Tax preparer faces prison for Identity theft, failure to file taxes
A tax preparer has pleaded guilty to charges of identity theft and failure to file taxes, Hennepin County Attorney Mike Freeman announced Wednesday.
John Zastrow, 65, of Minnetonka, pleaded guilty late Friday to a single count of identity theft with eight or more victims in a scheme that netted Zastrow more than $25,000. He also pleaded guilty to six felony counts of failure to file taxes, which allowed him to evade at least $50,000 in Minnesota corporate and individual income taxes. Zastrow is expected to also be sentenced to paying restitution and cooperate completely with the Minnesota Department of Revenue in determining what he owes in back taxes and penalties and pay those, as well.
He will be sentenced June 12 and is expected to receive an 18-month prison sentence on the failure to file charges and 105 months on the identity theft. However, instead of serving the additional 105 months, he will be placed on probation for 10 years and will only be sent to prison on that charge if he violates the conditions of probation.
“Mr. Zastrow swindled tens of thousands of dollars from numerous clients who trusted him to prepare their taxes,” Freeman said. “He stole their names, birthdates and social security numbers in order to divert their income and property tax refunds to his own bank account. I’ve got to say, a week before tax filing, this case is an insult to all Minnesotans who work hard and pay their taxes and pay on time. But if you don’t these police officers and this commissioner will find you and we will prosecute you.’’
“We take seriously our role in ensuring everyone, tax preparers included, follows our tax laws,” said Revenue Commissioner Cynthia Bauerly. “With a week left before filing, this case is a reminder that taxpayers have to be vigilant. Our website offers great resources and tips for taxpayers so they can choose a reputable preparer to help them do their taxes.”
The investigation of Zastrow began when a couple went to the Minnetonka Police Department in October 2012 and reported they had learned that Zastrow prepared their income tax return but then had the federal and state refunds sent to his house and never turned the money over to them.
Minnetonka police executed a search warrant at Bremer Bank and that revealed that Zastrow controlled a bank account for Arbordale Development Corp. The records showed 92 deposits of tax refunds meant for other people being deposited into the Arbordale account. The Minnesota Department of Revenue then began a simultaneous investigation.
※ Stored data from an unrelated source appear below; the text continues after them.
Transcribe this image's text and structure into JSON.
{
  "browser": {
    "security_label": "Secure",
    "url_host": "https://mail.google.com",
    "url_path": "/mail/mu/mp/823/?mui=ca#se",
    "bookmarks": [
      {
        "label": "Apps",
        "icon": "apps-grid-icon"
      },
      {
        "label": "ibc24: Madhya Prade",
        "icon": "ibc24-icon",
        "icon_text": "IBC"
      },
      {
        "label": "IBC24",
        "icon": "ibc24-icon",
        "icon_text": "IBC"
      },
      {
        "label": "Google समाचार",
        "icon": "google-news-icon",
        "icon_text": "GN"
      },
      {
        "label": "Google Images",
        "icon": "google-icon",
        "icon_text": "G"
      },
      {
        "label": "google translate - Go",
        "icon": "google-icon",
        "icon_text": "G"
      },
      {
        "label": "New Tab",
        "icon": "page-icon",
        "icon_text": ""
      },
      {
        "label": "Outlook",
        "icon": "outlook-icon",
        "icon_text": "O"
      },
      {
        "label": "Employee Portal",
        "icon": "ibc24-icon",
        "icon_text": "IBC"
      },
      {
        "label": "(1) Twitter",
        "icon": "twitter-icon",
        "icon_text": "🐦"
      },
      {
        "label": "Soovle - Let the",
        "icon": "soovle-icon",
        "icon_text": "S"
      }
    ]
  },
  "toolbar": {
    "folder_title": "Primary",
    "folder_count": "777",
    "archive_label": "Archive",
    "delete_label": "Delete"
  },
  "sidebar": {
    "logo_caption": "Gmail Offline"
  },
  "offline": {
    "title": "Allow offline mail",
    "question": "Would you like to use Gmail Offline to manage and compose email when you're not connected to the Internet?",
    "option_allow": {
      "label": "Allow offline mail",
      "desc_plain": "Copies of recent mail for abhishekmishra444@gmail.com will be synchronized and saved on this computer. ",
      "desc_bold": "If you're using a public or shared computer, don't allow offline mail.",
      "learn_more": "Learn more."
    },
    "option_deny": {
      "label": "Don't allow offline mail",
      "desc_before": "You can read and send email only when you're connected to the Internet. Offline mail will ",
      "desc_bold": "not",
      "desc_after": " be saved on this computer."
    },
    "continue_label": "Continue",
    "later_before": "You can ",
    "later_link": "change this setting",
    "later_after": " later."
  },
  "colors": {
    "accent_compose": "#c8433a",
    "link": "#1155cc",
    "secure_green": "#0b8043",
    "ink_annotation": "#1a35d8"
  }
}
According to the criminal complaint, reviewing the revenue department’s records and interviewing the people whose names were found on the refund checks revealed that Zastrow was using his clients’ information to divert the refunds into his account and often changed their tax information so as to get a larger refund. In fact, one of the victims told investigators that she stopped using Zastrow after 2007, yet he managed to get a property tax refund in her name for 2008.
While Zastrow made his living by preparing and filing income tax statements for others, he did not file any tax returns for himself, Arbordale Development Co. or another of his businesses for at least the last six years, the complaint states.
“This was a very lengthy investigation and I want to acknowledge the work of Investigator Mark Stock,” Minnetonka Police Chief Jeff Sebenaler said. “Any crime committed in Minnetonka will be investigated thoroughly and wherever you try to hide, we will find you.”
Zastrow has continued to work as a tax preparer even though his license to perform public accounting was revoked in 1993 for an embezzlement scheme, which was resolved in civil court. He does not need a license to be a tax preparer. In 1994, he was convicted of felony unlawful expenditure of charitable gambling funds for which he was placed on probation for three years.